Social media utterances
It is interesting to note regarding standing and the use of social media that the court held that statements or utterances such as social media posts by a debtor regarding the existence (or lack thereof) of certain assets, without more, cannot serve as a basis to establish a debt equating to a liquidated claim for the purposes of affording an applicant locus standi to apply for sequestration. However, the posts may be relevant when urging the court to consider a possible advantage to creditors which may result from the discovery or recovery of assets through investigation by the liquidators.
Tendering payment: An act of insolvency?
Section 8 of the Insolvency Act provides for acts of insolvency.

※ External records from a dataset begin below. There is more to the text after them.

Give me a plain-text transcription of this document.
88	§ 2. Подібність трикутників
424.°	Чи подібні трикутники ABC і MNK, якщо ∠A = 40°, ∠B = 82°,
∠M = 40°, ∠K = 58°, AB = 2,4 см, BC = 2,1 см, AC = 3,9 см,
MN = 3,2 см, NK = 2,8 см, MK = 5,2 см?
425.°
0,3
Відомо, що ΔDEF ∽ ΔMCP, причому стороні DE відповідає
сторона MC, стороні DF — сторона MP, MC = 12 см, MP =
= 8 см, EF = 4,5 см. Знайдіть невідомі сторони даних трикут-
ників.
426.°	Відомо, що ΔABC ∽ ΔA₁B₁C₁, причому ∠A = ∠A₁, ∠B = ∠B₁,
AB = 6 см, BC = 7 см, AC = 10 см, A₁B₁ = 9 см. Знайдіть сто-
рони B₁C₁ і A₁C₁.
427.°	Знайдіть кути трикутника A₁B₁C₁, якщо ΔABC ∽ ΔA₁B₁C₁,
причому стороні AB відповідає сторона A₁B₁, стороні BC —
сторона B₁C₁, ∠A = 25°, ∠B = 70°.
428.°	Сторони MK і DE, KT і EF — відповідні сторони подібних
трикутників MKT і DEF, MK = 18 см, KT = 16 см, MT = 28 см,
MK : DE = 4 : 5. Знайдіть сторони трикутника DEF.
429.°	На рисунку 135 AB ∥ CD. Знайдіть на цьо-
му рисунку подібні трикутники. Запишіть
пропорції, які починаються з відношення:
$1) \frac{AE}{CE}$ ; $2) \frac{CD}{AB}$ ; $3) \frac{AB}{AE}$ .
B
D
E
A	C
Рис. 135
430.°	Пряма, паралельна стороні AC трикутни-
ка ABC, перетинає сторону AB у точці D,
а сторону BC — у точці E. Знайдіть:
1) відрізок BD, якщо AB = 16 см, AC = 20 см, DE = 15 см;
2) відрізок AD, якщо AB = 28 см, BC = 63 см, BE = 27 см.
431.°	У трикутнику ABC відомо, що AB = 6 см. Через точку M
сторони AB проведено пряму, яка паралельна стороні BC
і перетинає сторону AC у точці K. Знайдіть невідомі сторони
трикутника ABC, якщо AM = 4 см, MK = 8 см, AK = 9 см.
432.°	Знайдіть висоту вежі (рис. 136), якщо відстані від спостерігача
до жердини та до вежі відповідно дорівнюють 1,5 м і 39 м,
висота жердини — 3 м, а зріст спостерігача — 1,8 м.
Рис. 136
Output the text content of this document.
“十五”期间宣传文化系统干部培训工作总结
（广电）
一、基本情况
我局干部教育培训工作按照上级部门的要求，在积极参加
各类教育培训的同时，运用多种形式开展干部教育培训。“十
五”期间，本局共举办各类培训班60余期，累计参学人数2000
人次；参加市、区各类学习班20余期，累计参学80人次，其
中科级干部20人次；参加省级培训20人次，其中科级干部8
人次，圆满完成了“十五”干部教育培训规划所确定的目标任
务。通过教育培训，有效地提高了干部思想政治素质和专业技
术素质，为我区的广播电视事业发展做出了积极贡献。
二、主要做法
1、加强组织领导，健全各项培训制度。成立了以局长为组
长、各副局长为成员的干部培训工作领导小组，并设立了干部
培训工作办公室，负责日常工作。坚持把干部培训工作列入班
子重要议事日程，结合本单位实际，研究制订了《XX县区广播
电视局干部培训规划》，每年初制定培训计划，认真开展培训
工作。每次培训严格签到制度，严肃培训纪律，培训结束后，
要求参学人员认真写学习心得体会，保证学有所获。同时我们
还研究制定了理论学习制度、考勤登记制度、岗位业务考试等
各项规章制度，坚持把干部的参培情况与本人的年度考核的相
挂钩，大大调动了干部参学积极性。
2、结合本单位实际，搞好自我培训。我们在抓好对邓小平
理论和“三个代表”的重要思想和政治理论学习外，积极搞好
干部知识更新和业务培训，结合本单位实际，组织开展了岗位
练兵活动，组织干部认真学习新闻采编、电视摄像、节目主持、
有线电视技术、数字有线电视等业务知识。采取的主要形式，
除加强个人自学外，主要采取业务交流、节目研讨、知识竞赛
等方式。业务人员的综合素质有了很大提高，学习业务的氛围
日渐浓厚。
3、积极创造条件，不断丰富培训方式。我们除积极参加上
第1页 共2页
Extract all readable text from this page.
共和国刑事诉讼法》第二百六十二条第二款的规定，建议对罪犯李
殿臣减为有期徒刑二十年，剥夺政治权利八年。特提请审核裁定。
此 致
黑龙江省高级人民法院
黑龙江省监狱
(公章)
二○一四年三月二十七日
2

Acts of insolvency are not linked to factual insolvency of a debtor but represent another basis for seeking sequestration of a debtor’s estate. Relevant to this alert are subsections (c) and (e) which read as follows: (c) “if [the debtor] makes or attempts to make any disposition of any of his property which has or would have the effect of prejudicing his creditors or of preferring one creditor above another”; and (e) “if [the debtor] makes or offers to make any arrangement with any of his creditors for releasing him wholly or partially from his debts.”
The court in Victor held that the tender of payment of a bill of costs (in fact, the tender of payment of any debt) would constitute a voidable preference in terms of section 8(c). The court emphasised that it ought to be borne in mind that sequestration is not an enforcement or demand for payment of a particular debt, but a collective debt-collection mechanism.
Furthermore, the court held that a debtor does not commit an act of insolvency envisaged in section 8(e) of the Insolvency Act by merely making an arrangement to pay their creditors the full amount even where the full payment is partially postponed or an extension of time to pay is granted. The act of insolvency within the subsection involves the release of the debtor either “wholly or partially from his debts”. The ability of a debtor to pay off their debts should not lead the court to consider any arrangement regarding payment entered into by a debtor with their creditor(s) to equate to an act of insolvency when there is no evidence of the debtor arranging to be fully or partially released from their debt(s), but arranging to pay the debt(s) in full. Otherwise, a mere commercial arrangement or even court-sanctioned settlement between persons not near the realm of insolvency would be discouraged or hampered.
Conclusion
This is relevant for any creditor seeking to establish their locus standi or to satisfy the various requirements before they can successfully launch an application for the sequestration of their debtor.